German Center for Neurodegenerative Diseases (DZNE), DZNE Munich, München, Germany.
Nat Commun. 2025 Jul 1;16(1):5428. doi: 10.1038/s41467-025-60638-z.
Proteases recognize substrates by decoding sequence information-an essential cellular process elusive when recognition motifs are absent. Here, we unravel this problem for γ-secretase, an intramembrane-cleaving protease associated with Alzheimer's disease and cancer, by developing Comparative Physicochemical Profiling (CPP), a sequence-based algorithm for identifying interpretable physicochemical features. We show that CPP deciphers a γ-secretase substrate signature with single-residue resolution, which can explain the conformational transitions observed in substrates upon γ-secretase binding. Using machine learning, we predict the entire human γ-secretase substrate scope, revealing numerous previously unknown substrates. Our approach outperforms state-of-the-art protein language models, improving prediction accuracy from 60% to 90%, and achieves an 88% success rate in experimental validation. Building on these advancements, we identify pathways and diseases not linked before to γ-secretase. Generally, CPP decodes physicochemical signatures-a concept that extends beyond sequence motifs. We anticipate that our approach will be broadly applicable to diverse molecular recognition processes.

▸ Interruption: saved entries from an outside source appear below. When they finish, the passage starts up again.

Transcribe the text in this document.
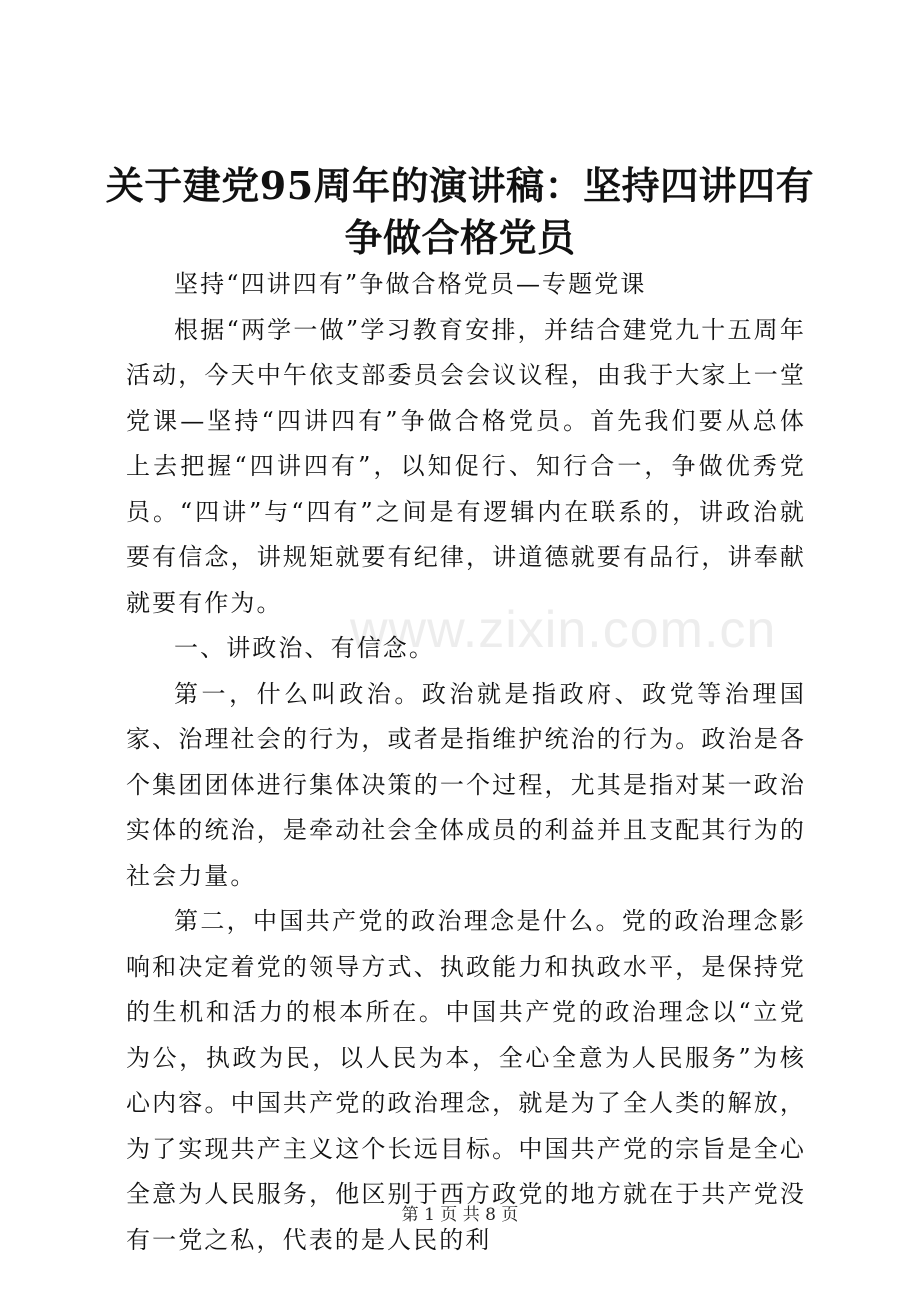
关于建党95周年的演讲稿：坚持四讲四有争做合格党员
www.zixin.com.cn

坚持“四讲四有”争做合格党员—专题党课

根据“两学一做”学习教育安排，并结合建党九十五周年活动，今天中午依支部委员会会议议程，由我于大家上一堂党课—坚持“四讲四有”争做合格党员。首先我们要从总体上去把握“四讲四有”，以知促行、知行合一，争做优秀党员。“四讲”与“四有”之间是有逻辑内在联系的，讲政治就要有信念，讲规矩就要有纪律，讲道德就要有品行，讲奉献就要有作为。

一、讲政治、有信念。

第一，什么叫政治。政治就是指政府、政党等治理国家、治理社会的行为，或者是指维护统治的行为。政治是各个集团团体进行集体决策的一个过程，尤其是指对某一政治实体的统治，是牵动社会全体成员的利益并且支配其行为的社会力量。

第二，中国共产党的政治理念是什么。党的政治理念影响和决定着党的领导方式、执政能力和执政水平，是保持党的生机和活力的根本所在。中国共产党的政治理念以“立党为公，执政为民，以人民为本，全心全意为人民服务”为核心内容。中国共产党的政治理念，就是为了全人类的解放，为了实现共产主义这个长远目标。中国共产党的宗旨是全心全意为人民服务，他区别于西方政党的地方就在于共产党没有一党之私，代表的是人民的利

第 1 页 共 8 页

蛋白酶通过解读序列信息来识别底物,这是一个至关重要的细胞过程,而当识别基序缺失时该过程就难以捉摸。在这里,我们通过开发比较物理化学分析(CPP)来解决与阿尔茨海默病和癌症相关的膜内裂解蛋白酶γ-分泌酶的这一问题,CPP是一种基于序列的算法,用于识别可解释的物理化学特征。我们表明,CPP能以单残基分辨率解读γ-分泌酶底物特征,这可以解释在γ-分泌酶结合后底物中观察到的构象转变。利用机器学习,我们预测了整个人类γ-分泌酶底物范围,揭示了许多以前未知的底物。我们的方法优于当前最先进的蛋白质语言模型,将预测准确率从60%提高到90%,并在实验验证中取得了88%的成功率。基于这些进展,我们确定了以前与γ-分泌酶无关的途径和疾病。一般来说,CPP能解读物理化学特征,这一概念超越了序列基序。我们预计我们的方法将广泛适用于各种分子识别过程。